確信を得るためエクスは石にエネルギーを流し込む。
「え、なにこれ……光ってる?」
エクスに摘まれた願い石から淡い光が発せられる。
「間違いない……これはコズミウムだ!」
「コズ……何?」
「エルダ、ありがとう!ちょっと出かけてくる!」
「ちょ、ちょっと!帰ってきたばかりなのにどこ行くのー!?」
求めていた物の発見に居ても立ってもいられなくなったエクスは、山の大結晶目指して飛び上がった。
切り立った岩肌に巨大な結晶が並ぶように生えている。
翼のように広がった結晶は、カナリアの石像があった場所を起点に広がったような形になってる。
結晶の一部は滝に曝され、その水が王国に流れ込み、飲み水や生活用水となっている。
「すごい……。本当に全部コズミウムだ」
コズミウム。
それは次元や空間そのものを創造する原初の物質。
小石ほどの大きさで巨大な兵器を駆動させ、歩行、飛行、果ては重力・慣性制御までさせられるほどのパワーを秘めている。
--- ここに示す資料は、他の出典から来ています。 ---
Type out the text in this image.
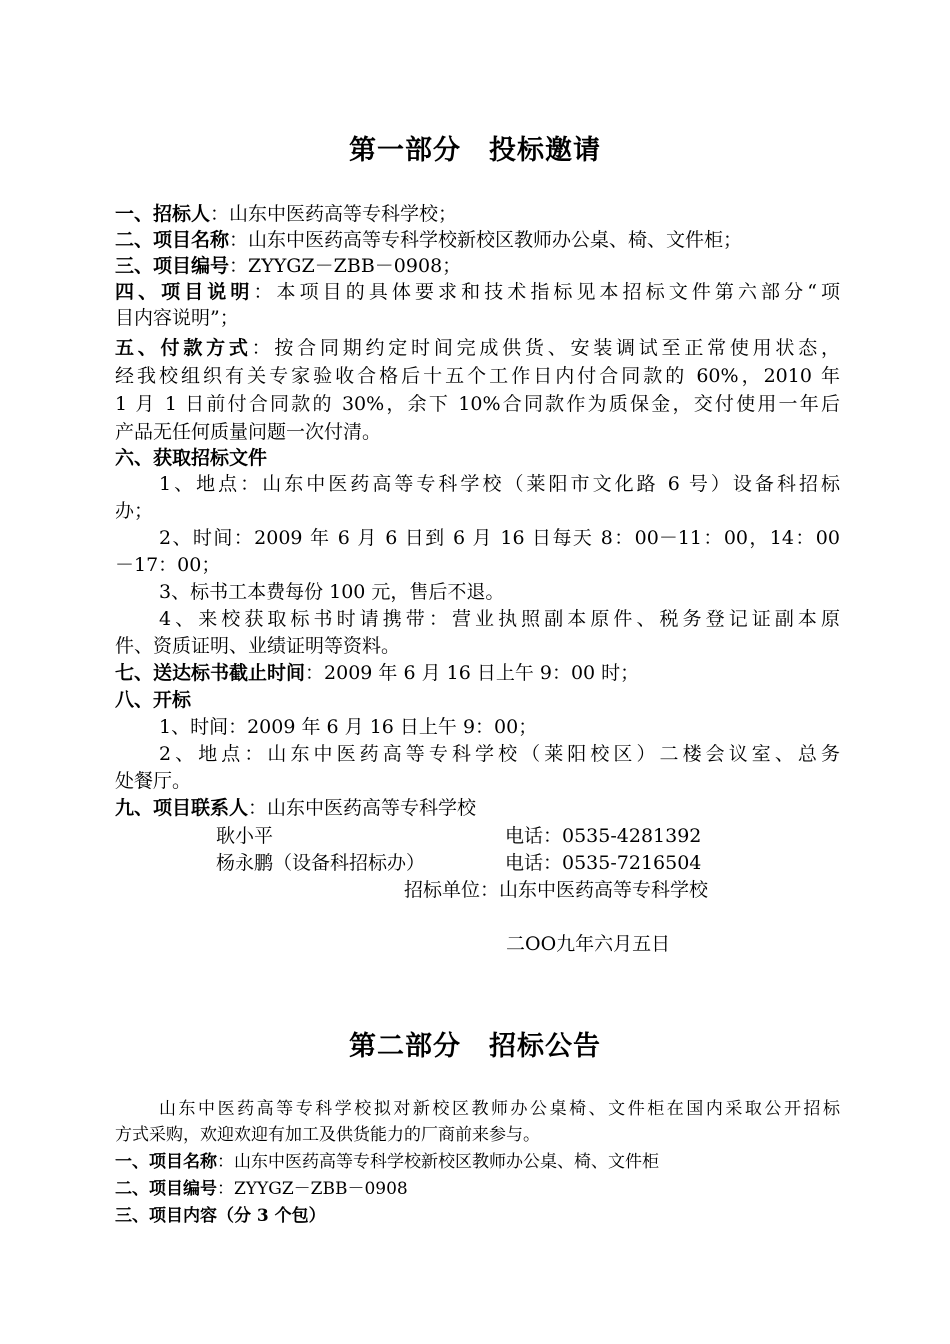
第一部分　投标邀请
一、招标人：山东中医药高等专科学校；
二、项目名称：山东中医药高等专科学校新校区教师办公桌、椅、文件柜；
三、项目编号：ZYYGZ－ZBB－0908；
四、项目说明：本项目的具体要求和技术指标见本招标文件第六部分“项
目内容说明”；
五、付款方式：按合同期约定时间完成供货、安装调试至正常使用状态，
经我校组织有关专家验收合格后十五个工作日内付合同款的 60%，2010 年
1 月 1 日前付合同款的 30%，余下 10%合同款作为质保金，交付使用一年后
产品无任何质量问题一次付清。
六、获取招标文件
1、地点：山东中医药高等专科学校（莱阳市文化路 6 号）设备科招标
办；
2、时间：2009 年 6 月 6 日到 6 月 16 日每天 8：00－11：00，14：00
－17：00；
3、标书工本费每份 100 元，售后不退。
4、来校获取标书时请携带：营业执照副本原件、税务登记证副本原
件、资质证明、业绩证明等资料。
七、送达标书截止时间：2009 年 6 月 16 日上午 9：00 时；
八、开标
1、时间：2009 年 6 月 16 日上午 9：00；
2、地点：山东中医药高等专科学校（莱阳校区）二楼会议室、总务
处餐厅。
九、项目联系人：山东中医药高等专科学校
耿小平	电话：0535-4281392
杨永鹏（设备科招标办）	电话：0535-7216504
招标单位：山东中医药高等专科学校
二OO九年六月五日
第二部分　招标公告
山东中医药高等专科学校拟对新校区教师办公桌椅、文件柜在国内采取公开招标
方式采购，欢迎欢迎有加工及供货能力的厂商前来参与。
一、项目名称：山东中医药高等专科学校新校区教师办公桌、椅、文件柜
二、项目编号：ZYYGZ－ZBB－0908
三、项目内容（分 3 个包）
コズミウムは無から有を生み出す変換機構であり、その身体にコズミウムを組み込んだ存在は世界そのものからエネルギーを得ることができる。
エクスが荒野を何日も歩いても餓死しなかったのも、冥鬼兵に殴り飛ばされても生存できたのも、その装備のあれこれまで全てこのコズミウムの恩恵によるものだ。
さらに、こうして結晶化したものは高度な演算処理システムとしての機能を付与できる。
「これなら……なんとかなる!」
フレームの骨、駆動機関の筋肉樹、動力と演算装置のコズミウム。
これで全てが揃った。
「なにやってるんだ?」
エクスが欠片を1つ切り分けるとカナリアが声をかけてきた。
「カナリア!君はまたこの国を救ったよ!」
「え?」
「それじゃあ私は急いでやることがあるから!」
「お、おい。何のことか説明しろ!」
カナリアを置き去りにして、エクスは家に戻っていった。